Oh"--she clenched her thin hands--"to think that we ought to be so
happy now, here on the very station, actually starting, and we're not,
and it's being spoilt for us just simply because we've spoilt them!
What have we done--what have we done, I should like to know," she
inquired of Mrs. Arbuthnot, patiently pacing, did not ask who she meant
by them, because she knew. Mrs. Wilkins meant their husbands,
persisting in her assumption that Frederick was as indignant as
Mellersh over the departure of his wife, whereas Frederick did not even
know his wife had gone.

Mrs. Arbuthnot, always silent about him, had said nothing of this
to Mrs. Wilkins. Frederick went too deep into her heart for her to
talk about him. He was having an extra bout of work finishing another
of those dreadful books, and had been away practically continually the
last few weeks, and was away when she left. Why should she tell him
beforehand? Sure as she so miserably was that he would have no
objection to anything she did, she merely wrote him a note and put it
on the hall-table ready for him if and when he should come home. She
said she was going for a month's holiday as she needed a rest and she
had not had one for so long, and that Gladys, the efficient
parlourmaid, had orders to see to his comforts. She did not say where
she was going; there was no reason why she should; he would not be
interested, he would not care.

The day was wretched, blustering and wet; the crossing was
atrocious, and they were very sick. But after having been very sick,
just to arrive at Calais and not be sick was happiness, and it was
there that the real splendour of what they were doing first began to
warm their benumbed spirits. It got hold of Mrs. Wilkins first, and
spread from her like a rose-coloured flame over her pale companion.

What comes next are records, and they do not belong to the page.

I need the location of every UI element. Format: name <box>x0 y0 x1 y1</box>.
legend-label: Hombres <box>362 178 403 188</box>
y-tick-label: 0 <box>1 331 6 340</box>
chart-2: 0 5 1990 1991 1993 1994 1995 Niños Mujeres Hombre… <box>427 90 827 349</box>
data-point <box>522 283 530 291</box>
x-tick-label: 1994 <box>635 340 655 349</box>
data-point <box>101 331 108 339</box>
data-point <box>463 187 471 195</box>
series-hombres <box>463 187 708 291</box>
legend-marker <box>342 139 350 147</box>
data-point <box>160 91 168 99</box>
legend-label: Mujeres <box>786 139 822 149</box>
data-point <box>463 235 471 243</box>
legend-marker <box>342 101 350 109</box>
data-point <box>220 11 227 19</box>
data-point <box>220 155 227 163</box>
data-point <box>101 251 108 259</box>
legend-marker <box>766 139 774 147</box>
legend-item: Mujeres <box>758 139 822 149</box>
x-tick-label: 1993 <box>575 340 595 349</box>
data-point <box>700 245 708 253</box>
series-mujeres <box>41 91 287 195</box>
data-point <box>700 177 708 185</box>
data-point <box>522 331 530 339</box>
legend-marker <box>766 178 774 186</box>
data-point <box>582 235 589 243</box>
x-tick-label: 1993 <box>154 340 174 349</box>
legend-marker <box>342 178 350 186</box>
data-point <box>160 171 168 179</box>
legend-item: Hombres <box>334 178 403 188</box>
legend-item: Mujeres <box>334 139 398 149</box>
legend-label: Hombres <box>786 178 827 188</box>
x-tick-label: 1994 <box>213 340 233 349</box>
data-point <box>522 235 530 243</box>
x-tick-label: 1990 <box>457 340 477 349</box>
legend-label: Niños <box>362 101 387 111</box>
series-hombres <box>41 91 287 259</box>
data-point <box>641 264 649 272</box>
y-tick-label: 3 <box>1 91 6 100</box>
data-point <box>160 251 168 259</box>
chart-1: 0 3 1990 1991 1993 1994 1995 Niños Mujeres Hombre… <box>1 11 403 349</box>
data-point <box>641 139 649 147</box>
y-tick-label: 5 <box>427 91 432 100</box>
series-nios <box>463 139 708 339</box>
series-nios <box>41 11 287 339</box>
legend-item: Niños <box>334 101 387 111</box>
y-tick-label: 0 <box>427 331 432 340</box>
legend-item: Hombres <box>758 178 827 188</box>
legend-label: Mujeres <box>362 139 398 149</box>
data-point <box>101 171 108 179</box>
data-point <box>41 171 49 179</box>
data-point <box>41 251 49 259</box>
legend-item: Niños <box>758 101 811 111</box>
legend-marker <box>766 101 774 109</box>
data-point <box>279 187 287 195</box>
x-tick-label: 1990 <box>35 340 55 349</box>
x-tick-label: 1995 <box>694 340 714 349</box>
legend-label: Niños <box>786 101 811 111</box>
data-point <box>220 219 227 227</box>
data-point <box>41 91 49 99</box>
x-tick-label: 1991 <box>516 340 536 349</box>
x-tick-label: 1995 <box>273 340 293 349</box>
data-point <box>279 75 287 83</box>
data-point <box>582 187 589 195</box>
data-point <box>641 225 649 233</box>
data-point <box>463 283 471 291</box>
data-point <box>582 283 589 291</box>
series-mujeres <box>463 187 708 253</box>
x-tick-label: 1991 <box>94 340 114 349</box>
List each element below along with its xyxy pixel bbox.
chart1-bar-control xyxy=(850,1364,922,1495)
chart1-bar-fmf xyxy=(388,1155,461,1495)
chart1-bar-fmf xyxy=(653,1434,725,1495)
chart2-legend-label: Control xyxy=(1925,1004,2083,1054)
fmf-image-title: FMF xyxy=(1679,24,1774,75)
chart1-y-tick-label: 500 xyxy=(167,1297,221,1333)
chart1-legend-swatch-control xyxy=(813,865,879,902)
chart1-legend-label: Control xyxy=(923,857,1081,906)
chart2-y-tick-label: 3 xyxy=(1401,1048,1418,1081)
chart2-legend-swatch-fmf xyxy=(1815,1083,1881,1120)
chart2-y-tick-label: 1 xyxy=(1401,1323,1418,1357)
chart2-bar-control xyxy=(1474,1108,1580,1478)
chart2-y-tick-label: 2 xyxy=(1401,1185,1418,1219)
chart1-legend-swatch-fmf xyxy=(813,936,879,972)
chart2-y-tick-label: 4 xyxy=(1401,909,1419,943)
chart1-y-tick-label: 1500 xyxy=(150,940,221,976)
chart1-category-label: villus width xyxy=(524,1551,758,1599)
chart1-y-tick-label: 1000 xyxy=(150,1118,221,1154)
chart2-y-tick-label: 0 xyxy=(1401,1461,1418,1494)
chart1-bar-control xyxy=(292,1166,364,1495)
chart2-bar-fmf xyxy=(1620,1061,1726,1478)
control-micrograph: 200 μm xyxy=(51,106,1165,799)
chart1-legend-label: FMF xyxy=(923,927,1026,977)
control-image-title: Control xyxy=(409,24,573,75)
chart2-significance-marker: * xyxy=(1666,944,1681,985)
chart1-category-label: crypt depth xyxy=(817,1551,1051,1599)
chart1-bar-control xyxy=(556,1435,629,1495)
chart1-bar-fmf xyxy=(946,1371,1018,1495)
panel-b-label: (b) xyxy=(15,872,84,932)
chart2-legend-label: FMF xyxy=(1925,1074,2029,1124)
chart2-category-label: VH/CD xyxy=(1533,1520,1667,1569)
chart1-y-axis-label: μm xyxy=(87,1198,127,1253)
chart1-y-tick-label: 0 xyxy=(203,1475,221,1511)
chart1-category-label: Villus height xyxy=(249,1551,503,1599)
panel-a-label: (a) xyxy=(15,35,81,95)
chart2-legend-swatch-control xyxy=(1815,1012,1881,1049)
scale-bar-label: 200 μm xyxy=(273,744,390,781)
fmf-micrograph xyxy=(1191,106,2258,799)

Mellersh at Calais, where they restored themselves with soles because
of Mrs. Wilkins's desire to eat a sole Mellersh wasn't having--Mellersh
at Calais had already begun to dwindle and seem less important. None
of the French porters knew him; not a single official at Calais cared a
fig for Mellersh. In Paris there was no time to think of him because
their train was late and they only just caught the Turin train at the
Gare de Lyons; and by the afternoon of the next day when they got into
Italy, England, Frederick, Mellersh, the vicar, the poor, Hampstead,
the club, Shoolbred, everybody and everything, the whole inflamed sore
dreariness, had faded to the dimness of a dream.